Originally published September 20, 2006 at 12:00 AM | Page modified May 14, 2010 at 11:19 AM
Citizenship: Latinos less likely to naturalize
While debate swirls around the estimated 11 million largely Hispanic illegal immigrants in the United States, little attention is paid to...
Gannett News Service
WASHINGTON —
While debate swirls around the estimated 11 million largely Hispanic illegal immigrants in the United States, little attention is paid to the nearly equal number of foreign-born residents who are naturalized U.S. citizens.
These come mainly from Asia. A smaller percentage of Latinos go through the naturalization process. Forty-one percent of the 537,151 new Americans in 2004 — 218,974 — were from Asia, according to the federal Office of Immigration Statistics. While Mexico tops the list of home countries of new U.S. citizens that year, the next five are in Asia: India, Philippines, Vietnam, China and Korea. Those trends held true over the five years ending in 2004.
Compare that with the makeup of illegal immigrants in 2005. The Pew Hispanic Center says 56 percent were Mexican, 22 percent were from the rest of Latin America, and 13 percent were from Asia.
"The question isn't so much why it is that Asians naturalize at a higher rate," said Bill Ong Hing, professor of law and Asian-American studies at University of California, Davis. "It's why Latinos and Mexicans don't naturalize at higher rates."
Hing and others cite many reasons: Asians place more value on U.S. citizenship because of cultural differences; Hispanics have a harder time with the immigration system because many are less educated and come into the country illegally; the long distance from Asia drives a stronger desire to break ties with the home country, while the closeness of Mexico has the opposite effect.
These are the basic requirements for U.S. citizenship:
• 18 years old;
• a legally admitted permanent resident;
• five years in the United States;
• good moral character;
• agreement with the Constitution;
• proficiency in English;
• knowledge of government and U.S. history;
• Oath of Allegiance.
Source: Citizenship and Immigration Services
Like many new citizens, several intertwining reasons put Mohammed Ibrahim, an Iraqi Kurd, on the path to taking the oath of U.S. citizenship May 5 in Nashville, Tenn.
"One of them was when I applied for citizenship, there was no hope to go back to Iraq," Ibrahim, 57, said of his war-ravaged country. "The second thing is to be able to benefit [by] being [a] citizen of one of the greatest countries of the world."

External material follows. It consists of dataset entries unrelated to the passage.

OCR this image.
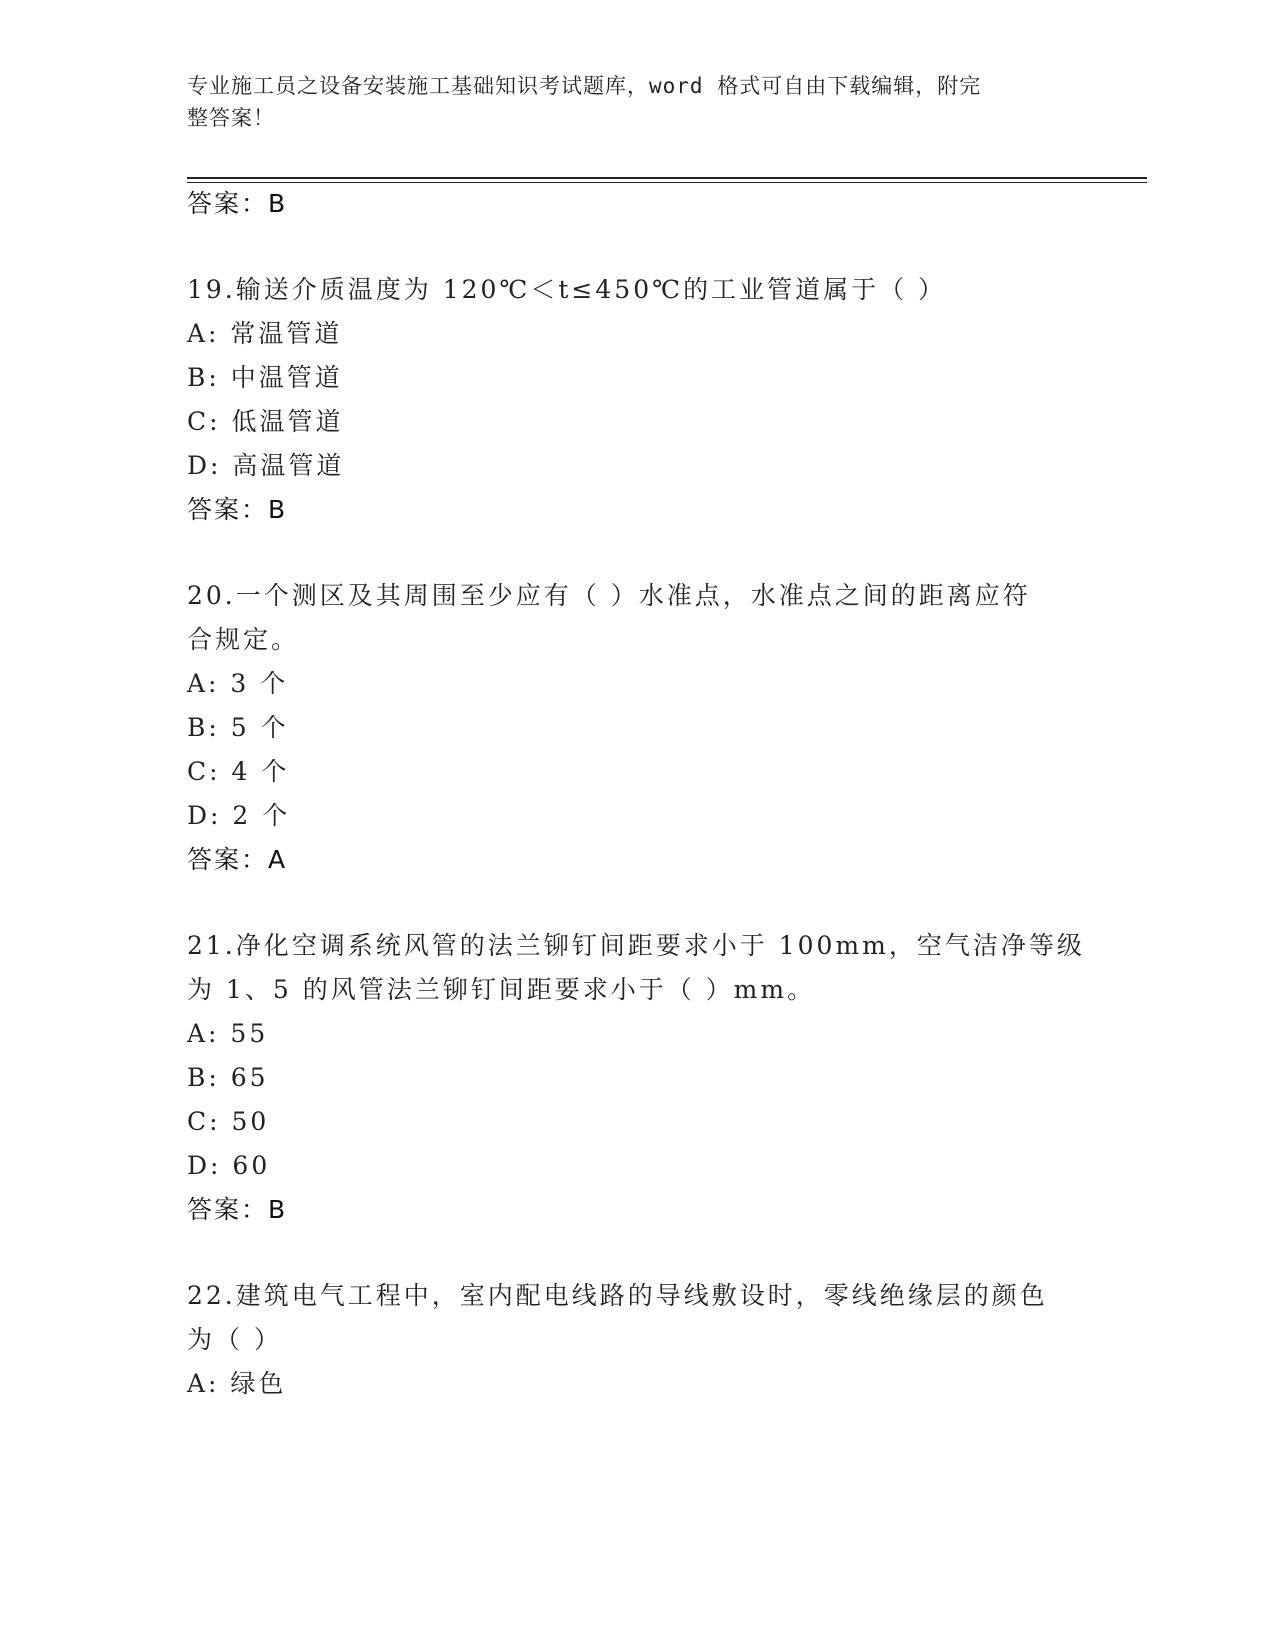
专业施工员之设备安装施工基础知识考试题库，word 格式可自由下载编辑，附完
整答案！
答案：B
19.输送介质温度为 120℃＜t≤450℃的工业管道属于（ ）
A: 常温管道
B: 中温管道
C: 低温管道
D: 高温管道
答案：B
20.一个测区及其周围至少应有（ ）水准点，水准点之间的距离应符
合规定。
A: 3 个
B: 5 个
C: 4 个
D: 2 个
答案：A
21.净化空调系统风管的法兰铆钉间距要求小于 100mm，空气洁净等级
为 1、5 的风管法兰铆钉间距要求小于（ ）mm。
A: 55
B: 65
C: 50
D: 60
答案：B
22.建筑电气工程中，室内配电线路的导线敷设时，零线绝缘层的颜色
为（ ）
A: 绿色
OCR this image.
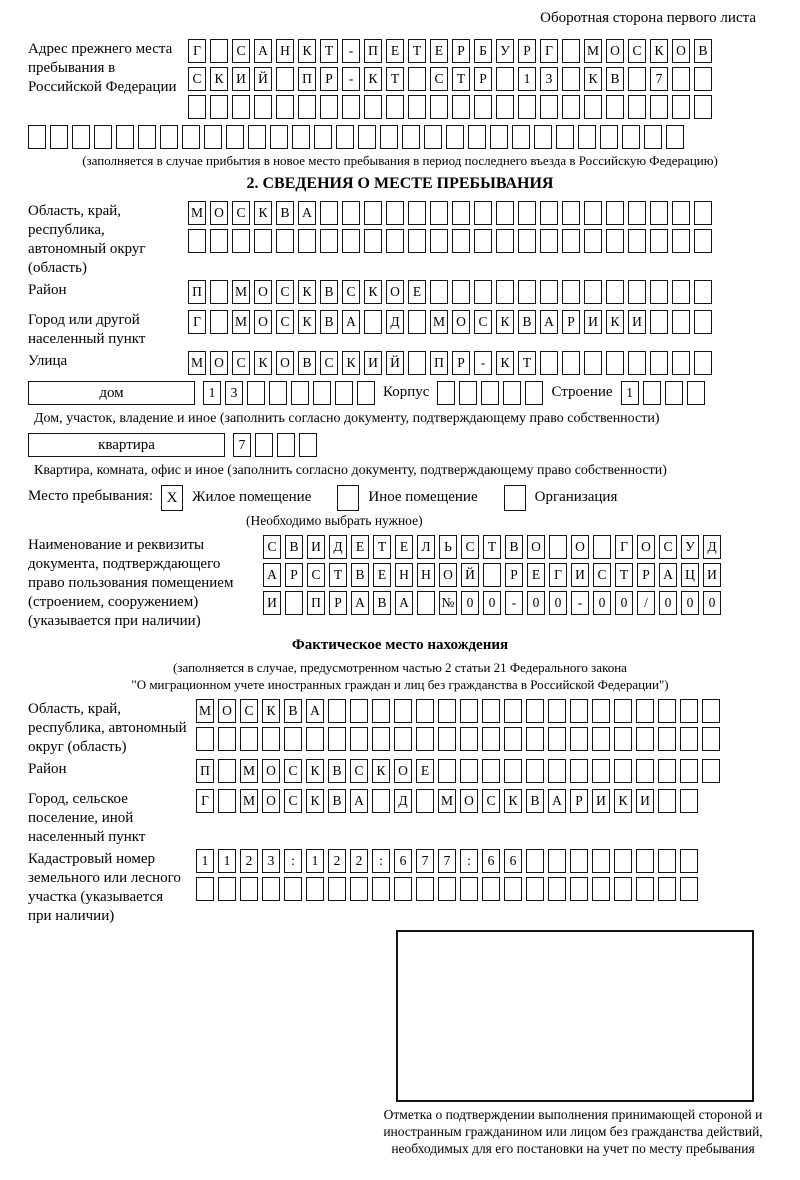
Оборотная сторона первого листа
Адрес прежнего места пребывания в Российской Федерации
Г	С А Н К Т	-	П Е	Т	Е	Р	Б У Р	Г	М О С К О В
С К И Й	П Р	-	К Т	С Т	Р	1	3	К В	7
(заполняется в случае прибытия в новое место пребывания в период последнего въезда в Российскую Федерацию)
2. СВЕДЕНИЯ О МЕСТЕ ПРЕБЫВАНИЯ
Область, край, республика, автономный округ (область)
М О С К В А
Район	П	М О С К В С К О Е
Город или другой населенный пункт
Г	М О С К В А	Д	М О С К В А Р И К И
Улица	М О С К О В С К И Й	П Р	-	К Т
дом	1	3	Корпус	Строение	1
Дом, участок, владение и иное (заполнить согласно документу, подтверждающему право собственности)
квартира	7
Квартира, комната, офис и иное (заполнить согласно документу, подтверждающему право собственности)
Место пребывания: X Жилое помещение	Иное помещение	Организация
(Необходимо выбрать нужное)
Наименование и реквизиты документа, подтверждающего право пользования помещением (строением, сооружением) (указывается при наличии)
С В И Д Е	Т	Е Л	Ь	С Т В О	О	Г О С У Д
А Р	С Т В Е Н Н О Й	Р	Е	Г И С Т	Р А Ц И
И	П Р А В А	№ 0	0	-	0	0	-	0	0	/	0	0	0
Фактическое место нахождения
(заполняется в случае, предусмотренном частью 2 статьи 21 Федерального закона
"О миграционном учете иностранных граждан и лиц без гражданства в Российской Федерации")
Область, край, республика, автономный округ (область)
М О С К В А
Район	П	М О С К В С К О Е
Город, сельское поселение, иной населенный пункт
Г	М О С К В А	Д	М О С К В А Р И К И
Кадастровый номер земельного или лесного участка (указывается при наличии)
1	1	2	3	:	1	2	2	:	6	7	7	:	6	6
Отметка о подтверждении выполнения принимающей стороной и иностранным гражданином или лицом без гражданства действий, необходимых для его постановки на учет по месту пребывания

With Saddam Hussein out of the picture, Ibrahim has another reason for seeking U.S. citizenship: Only Kurds who have become U.S. citizens are able to return and help with the reconstruction of Iraq.
Hing said he believes Asian culture drives more immigrants from that part of the world to become citizens.
"It became a tradition. It was a habit. It was something you did as an Asian immigrant," said Hing, who is Chinese American.
Mexicans, he said, can move between their home and the United States more easily, making them less likely to go through the naturalization process.
"It was no big deal for them coming back and forth," Hing said. "It was not part of their psyche to become naturalized."
Distance from home and the likelihood of returning there are factors driving which immigrants go on to become U.S. citizens, said Jeffrey Passel, senior research associate at the Pew Hispanic Center, which studies immigration.
The fact that many Mexicans come into the country illegally also makes it more difficult for them to go through the naturalization process, Passel said. A person must be a legal resident for five years before applying for citizenship.
David Lubell, state director for the Tennessee Immigrant and Refugee Rights Coalition, doesn't buy the cultural-difference argument.
"If there was an Asian country nearby [the United States], you'd have the same thing," Lubell said. He said he blames the immigration system and the fact that low-skilled workers have less access to visas, depriving them of legal status and the path toward citizenship.
Mabel Arroyo, a Nashville immigration attorney, said she finds learning English is often a barrier: "They don't know the language, and they don't have a lot of interest in learning the language."
Also, she said, some Mexicans have a gut aversion to becoming U.S. citizens because they think they would be renouncing their home country, what they call "piso la bandera," or "I step on my flag."
Whatever reticence Mexicans and other Hispanics may have about becoming U.S. citizens is likely to change, Hing and Passel said.
Anger flowing from immigration debates will lead more to seek citizenship, the two experts say, to pursue what the citizenship test calls an important freedom: the right to vote.